Cela fait 20 ans que la promesse a été faite aux personnes handicapées qu'elles puissent voyager librement à travers tout le pays. 20 ans, c'est le temps qu'ont eu les entreprises de transport en Suisse pour rendre le matériel roulant et les arrêts accessibles. Depuis le 1er janvier, le délai de transition prévu par la loi sur l'égalité des personnes handicapées (LHand) a expiré. Il était toutefois prévisible que les CFF et consorts allaient le manquer.
Marlies Zimmermann, qui fait la navette de manière autonome en fauteuil roulant entre l'Engadine et Winterthour, comprend que le défi est de taille: «Rendre les transports publics accessibles est compliqué, c'est clair», affirme-t-elle.
Une correspondance à la peine
Ce qu'elle a du mal à appréhender en revanche, c'est la régression qui a eu lieu avec le changement d'horaire en décembre 2023. Sur son trajet pendulaire, jusqu'alors simple d'accès, d'anciens trains non adaptés aux personnes handicapées ont soudainement été remis en service, à quelques exceptions près.
Depuis, elle doit se décider à chaque voyage: soit elle choisit l'Interregio, plus lent d'une trentaine de minutes mais accessible, soit elle prend le risque de voir sa correspondance à Coire lui passer sous le nez sur son ancienne liaison. En effet, les quatre minutes de correspondance ne suffisent souvent pas pour changer de train en utilisant une plateforme élévatrice.
Justification étonnante
Marlies s'est donc plainte de la situation auprès des CFF. Le service clientèle lui a fourni une justification pour le moins loufoque: les chemins de fer fédéraux sont tenus d'appliquer la loi sur l'égalité des personnes handicapées. Les trains modernes utilisés jusqu'à présent sur le trajet de Marlies auraient été déplacés afin de pouvoir proposer au moins une liaison accessible par heure ailleurs. C'est ce qu'exige une directive de mise en œuvre de l'Office fédéral des transports. Cette condition est remplie sur le trajet de Marlies par l'Interregio plus lent, explique la porte-parole des CFF Sabrina Schellenberg.

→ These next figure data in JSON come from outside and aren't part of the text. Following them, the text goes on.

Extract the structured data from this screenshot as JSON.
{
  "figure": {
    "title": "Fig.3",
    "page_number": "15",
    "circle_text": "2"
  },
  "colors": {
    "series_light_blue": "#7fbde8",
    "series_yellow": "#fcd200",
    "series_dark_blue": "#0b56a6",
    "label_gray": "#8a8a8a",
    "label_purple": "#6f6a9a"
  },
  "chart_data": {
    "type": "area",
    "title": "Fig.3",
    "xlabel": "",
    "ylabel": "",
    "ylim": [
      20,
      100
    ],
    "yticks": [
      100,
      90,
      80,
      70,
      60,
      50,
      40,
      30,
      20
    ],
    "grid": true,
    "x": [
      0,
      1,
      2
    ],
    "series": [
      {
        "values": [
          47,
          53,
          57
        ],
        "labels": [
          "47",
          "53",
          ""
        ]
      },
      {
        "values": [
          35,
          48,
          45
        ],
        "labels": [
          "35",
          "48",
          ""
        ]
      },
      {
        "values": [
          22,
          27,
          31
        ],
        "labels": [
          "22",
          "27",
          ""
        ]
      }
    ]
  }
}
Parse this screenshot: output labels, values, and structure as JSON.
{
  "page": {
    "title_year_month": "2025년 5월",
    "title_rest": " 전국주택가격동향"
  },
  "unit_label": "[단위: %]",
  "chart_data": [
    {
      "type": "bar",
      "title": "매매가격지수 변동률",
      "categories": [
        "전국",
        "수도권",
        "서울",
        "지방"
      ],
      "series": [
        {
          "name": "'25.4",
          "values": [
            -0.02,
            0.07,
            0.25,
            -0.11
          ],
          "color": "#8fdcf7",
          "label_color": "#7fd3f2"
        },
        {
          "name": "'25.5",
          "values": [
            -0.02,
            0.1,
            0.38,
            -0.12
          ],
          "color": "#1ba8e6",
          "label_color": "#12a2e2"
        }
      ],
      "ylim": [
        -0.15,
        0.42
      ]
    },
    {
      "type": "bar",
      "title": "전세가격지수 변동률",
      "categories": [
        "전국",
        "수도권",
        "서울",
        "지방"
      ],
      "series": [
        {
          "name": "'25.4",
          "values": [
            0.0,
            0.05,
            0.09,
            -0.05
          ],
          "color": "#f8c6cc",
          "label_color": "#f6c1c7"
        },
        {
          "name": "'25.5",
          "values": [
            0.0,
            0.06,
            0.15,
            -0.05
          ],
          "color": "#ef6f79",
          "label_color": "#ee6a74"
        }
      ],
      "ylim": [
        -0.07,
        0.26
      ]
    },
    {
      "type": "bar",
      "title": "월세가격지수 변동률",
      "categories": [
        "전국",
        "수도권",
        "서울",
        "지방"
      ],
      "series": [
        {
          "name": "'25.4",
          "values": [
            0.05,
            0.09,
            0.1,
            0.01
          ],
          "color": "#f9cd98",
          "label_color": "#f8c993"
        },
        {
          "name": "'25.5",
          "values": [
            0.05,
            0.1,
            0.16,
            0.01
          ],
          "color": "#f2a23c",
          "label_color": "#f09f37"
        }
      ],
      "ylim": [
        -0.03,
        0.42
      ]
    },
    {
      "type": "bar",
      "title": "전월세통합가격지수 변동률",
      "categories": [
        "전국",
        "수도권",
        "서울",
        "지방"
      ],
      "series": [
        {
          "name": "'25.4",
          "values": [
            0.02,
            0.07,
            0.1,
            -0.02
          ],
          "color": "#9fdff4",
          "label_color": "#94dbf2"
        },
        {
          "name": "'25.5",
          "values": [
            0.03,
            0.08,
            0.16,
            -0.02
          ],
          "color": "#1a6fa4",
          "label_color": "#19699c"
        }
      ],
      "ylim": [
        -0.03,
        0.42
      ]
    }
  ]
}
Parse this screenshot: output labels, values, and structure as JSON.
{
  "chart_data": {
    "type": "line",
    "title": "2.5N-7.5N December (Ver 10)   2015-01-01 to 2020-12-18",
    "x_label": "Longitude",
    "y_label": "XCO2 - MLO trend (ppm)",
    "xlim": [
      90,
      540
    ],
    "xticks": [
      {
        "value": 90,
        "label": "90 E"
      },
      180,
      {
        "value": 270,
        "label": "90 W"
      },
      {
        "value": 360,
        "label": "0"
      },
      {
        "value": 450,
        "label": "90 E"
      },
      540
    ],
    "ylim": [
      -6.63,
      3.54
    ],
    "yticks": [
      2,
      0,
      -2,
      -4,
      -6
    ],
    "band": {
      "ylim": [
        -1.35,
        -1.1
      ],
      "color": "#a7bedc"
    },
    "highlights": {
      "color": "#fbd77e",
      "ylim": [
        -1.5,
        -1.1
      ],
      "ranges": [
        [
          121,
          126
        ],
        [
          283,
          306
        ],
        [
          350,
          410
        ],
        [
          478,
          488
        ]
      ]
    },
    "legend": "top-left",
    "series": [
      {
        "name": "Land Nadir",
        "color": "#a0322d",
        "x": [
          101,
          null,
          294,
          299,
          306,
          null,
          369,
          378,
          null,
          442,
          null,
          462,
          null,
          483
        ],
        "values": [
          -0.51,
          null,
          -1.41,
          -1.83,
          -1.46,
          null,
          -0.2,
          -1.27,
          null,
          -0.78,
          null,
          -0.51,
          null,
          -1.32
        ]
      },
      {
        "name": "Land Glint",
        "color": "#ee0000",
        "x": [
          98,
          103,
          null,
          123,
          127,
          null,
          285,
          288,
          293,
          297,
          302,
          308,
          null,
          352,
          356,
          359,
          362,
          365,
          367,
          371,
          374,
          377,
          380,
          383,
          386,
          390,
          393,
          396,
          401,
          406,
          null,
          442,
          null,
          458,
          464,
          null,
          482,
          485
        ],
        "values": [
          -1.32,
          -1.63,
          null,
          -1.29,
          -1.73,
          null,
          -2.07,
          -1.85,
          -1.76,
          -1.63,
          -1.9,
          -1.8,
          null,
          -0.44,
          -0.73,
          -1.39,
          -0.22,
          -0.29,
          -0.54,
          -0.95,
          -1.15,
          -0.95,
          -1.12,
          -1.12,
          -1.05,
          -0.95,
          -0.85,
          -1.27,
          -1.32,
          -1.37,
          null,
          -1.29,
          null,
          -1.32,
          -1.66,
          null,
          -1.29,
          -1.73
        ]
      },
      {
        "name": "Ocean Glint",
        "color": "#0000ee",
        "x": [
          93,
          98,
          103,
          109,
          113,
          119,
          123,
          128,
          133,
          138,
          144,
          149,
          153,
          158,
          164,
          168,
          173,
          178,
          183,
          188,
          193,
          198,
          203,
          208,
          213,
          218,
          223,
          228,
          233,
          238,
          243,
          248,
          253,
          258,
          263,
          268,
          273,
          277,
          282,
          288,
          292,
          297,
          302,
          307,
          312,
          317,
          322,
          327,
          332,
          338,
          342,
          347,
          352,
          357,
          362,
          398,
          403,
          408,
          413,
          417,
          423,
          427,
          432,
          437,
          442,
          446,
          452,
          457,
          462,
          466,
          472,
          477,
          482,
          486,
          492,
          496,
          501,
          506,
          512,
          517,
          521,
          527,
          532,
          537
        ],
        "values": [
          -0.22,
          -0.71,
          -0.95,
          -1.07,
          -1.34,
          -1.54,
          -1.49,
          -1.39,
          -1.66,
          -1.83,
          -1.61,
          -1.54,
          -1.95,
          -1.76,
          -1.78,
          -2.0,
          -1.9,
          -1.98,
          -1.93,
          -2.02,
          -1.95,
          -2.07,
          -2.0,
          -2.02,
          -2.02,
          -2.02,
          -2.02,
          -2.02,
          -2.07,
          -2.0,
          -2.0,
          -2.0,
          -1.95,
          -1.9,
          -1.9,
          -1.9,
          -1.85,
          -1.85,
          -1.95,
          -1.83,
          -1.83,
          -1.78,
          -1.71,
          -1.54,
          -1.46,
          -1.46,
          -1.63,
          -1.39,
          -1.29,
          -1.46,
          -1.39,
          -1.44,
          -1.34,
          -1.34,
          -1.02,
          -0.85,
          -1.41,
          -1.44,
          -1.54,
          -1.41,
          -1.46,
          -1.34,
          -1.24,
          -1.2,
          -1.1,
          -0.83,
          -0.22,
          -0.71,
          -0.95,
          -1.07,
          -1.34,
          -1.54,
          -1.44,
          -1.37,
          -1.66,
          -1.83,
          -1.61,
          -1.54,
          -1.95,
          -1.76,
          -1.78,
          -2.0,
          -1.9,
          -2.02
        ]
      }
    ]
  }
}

Chez Inclusion Handicap, l'association faîtière des organisations de personnes handicapées, le problème est connu: «Il est certes pragmatique de répartir le matériel roulant existant de manière à ce qu'il y ait un minimum de liaisons accessibles sur toutes les lignes», explique le porte-parole Jonas Gerber. Mais pour les personnes concernées, la situation actuelle n'en est pas moins intenable: «La loi garantit aux personnes handicapées la pleine autonomie d'utilisation de l'ensemble de l'offre de transports publics. Imaginez que vous attendiez 20 ans pour pouvoir utiliser les transports publics de manière autonome. Mais à peine le délai écoulé, vous êtes confronté au lieu de cela à une détérioration de votre situation personnelle parce que la mise en œuvre a été retardée...»
Des sanctions exigées
Pour une accessibilité totale dans les transports publics, l'association demande désormais à la Confédération de prendre des mesures efficaces dans la révision de la LHand qui vient d'être lancée: «Il faut un nouveau délai de mise en œuvre court, des objectifs intermédiaires contraignants et les sanctions qui vont avec, ainsi qu'un financement solide», poursuit le porte-parole.
Les personnes concernées doivent malgré tout continuer à s'armer de patience. Sur la liaison de Marlies Zimmermann, des trains adaptés aux personnes handicapées devraient à nouveau circuler, probablement lors du changement d'horaire à la fin de l'année. Cette fois-ci, espérons-le, pour de bon.